He is disturbed when Gabriel, a hang-loose fellow employee, (Ben Schnetzer) allows him an unauthorized peak at a comprehensive NSA search engine called XKeyscore, and the “optic nerve” that can monitor every phone and computer or even the screen itself. The danger is there, Snowden realized, “when everything you’ve ever done, every purchase you’ve ever made, everywhere you’ve ever traveled with a cell phone in your pocket is suddenly available to third parties.” When Snowden asks him about FISA (the Foreign Intelligence Surveillance Act) which requires a warrant for these types of searches, Gabe tells him FISA is simply a government-controlled rubber stamp for government surveillance.

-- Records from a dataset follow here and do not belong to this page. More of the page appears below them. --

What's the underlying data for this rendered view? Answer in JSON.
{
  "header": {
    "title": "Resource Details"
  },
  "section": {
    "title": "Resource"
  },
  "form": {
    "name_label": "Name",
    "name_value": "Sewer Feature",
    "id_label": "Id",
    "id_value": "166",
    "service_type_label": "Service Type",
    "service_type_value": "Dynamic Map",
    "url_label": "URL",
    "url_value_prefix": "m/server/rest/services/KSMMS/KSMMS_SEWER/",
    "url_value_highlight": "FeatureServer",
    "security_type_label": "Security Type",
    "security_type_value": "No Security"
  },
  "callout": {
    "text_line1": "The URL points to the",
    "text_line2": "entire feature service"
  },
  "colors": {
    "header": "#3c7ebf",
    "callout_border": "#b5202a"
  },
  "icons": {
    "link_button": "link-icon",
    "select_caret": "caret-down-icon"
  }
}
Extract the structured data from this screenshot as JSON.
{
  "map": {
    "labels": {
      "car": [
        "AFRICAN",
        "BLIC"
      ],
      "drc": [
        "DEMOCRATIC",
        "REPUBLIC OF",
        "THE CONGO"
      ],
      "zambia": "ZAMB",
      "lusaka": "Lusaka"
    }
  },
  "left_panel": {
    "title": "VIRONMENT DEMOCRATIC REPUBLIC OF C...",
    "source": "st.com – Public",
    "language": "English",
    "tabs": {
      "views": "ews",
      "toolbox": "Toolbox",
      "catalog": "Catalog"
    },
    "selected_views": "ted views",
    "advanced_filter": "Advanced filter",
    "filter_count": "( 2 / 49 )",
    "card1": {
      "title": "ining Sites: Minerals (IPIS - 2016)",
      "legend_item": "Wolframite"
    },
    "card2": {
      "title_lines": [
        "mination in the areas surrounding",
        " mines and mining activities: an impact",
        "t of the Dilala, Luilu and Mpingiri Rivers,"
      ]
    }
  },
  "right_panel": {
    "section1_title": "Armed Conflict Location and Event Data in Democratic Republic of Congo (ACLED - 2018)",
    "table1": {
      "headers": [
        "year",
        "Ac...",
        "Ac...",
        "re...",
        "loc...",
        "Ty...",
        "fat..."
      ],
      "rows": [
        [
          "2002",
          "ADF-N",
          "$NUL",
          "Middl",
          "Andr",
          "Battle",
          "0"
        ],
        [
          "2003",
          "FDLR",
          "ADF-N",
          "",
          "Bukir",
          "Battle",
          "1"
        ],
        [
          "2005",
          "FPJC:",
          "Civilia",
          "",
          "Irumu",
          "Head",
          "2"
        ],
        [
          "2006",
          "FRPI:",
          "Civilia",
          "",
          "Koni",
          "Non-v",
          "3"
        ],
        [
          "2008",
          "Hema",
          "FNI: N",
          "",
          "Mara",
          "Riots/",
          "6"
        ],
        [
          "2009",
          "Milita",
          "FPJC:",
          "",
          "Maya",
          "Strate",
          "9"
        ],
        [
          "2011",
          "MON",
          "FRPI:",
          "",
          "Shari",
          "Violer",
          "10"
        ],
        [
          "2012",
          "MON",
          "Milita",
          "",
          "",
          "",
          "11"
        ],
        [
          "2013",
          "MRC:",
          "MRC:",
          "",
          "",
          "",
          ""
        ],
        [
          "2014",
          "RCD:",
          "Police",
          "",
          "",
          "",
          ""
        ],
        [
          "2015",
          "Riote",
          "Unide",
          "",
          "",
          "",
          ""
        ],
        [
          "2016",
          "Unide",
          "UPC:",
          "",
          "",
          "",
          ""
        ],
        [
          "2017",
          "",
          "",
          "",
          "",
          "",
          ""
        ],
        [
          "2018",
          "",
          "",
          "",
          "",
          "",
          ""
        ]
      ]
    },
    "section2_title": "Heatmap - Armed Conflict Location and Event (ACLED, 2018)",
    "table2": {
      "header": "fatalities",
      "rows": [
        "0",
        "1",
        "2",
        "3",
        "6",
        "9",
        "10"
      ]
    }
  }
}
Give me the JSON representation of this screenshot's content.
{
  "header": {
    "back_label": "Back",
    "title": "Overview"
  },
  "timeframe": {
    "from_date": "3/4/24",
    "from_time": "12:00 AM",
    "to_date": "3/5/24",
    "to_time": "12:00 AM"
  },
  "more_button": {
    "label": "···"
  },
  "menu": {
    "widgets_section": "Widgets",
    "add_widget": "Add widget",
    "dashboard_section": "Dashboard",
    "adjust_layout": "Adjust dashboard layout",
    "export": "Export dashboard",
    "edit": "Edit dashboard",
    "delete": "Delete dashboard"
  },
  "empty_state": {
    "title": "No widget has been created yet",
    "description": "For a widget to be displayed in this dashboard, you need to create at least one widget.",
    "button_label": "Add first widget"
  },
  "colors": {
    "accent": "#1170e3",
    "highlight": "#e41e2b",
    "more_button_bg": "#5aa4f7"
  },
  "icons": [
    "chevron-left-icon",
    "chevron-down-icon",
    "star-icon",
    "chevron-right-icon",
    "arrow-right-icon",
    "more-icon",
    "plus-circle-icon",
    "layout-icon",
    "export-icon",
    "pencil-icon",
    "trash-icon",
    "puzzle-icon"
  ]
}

The line is finally crossed for Snowden when he is asked to find derogatory personal data on a Pakistani banker (Bhasker Patel), and then compromise him by making a false report about his drunk driving. While credit must be given to Stone for tackling an important subject and Snowden definitely has a strong point of view, I have some reservations at this point about the film’s glorification of a man whose full story has yet to be told. It does succeed, however, in allowing a wider audience to hear Snowden’s point of view about the abuses that can happen if there is too much emphasis is placed on national security at the expense of civil liberties. Snowden said, “Privacy is the fountainhead of all our rights, from which all rights are derived. It’s what makes you an individual. Freedom of speech doesn’t have much room if you don’t have the protected space.”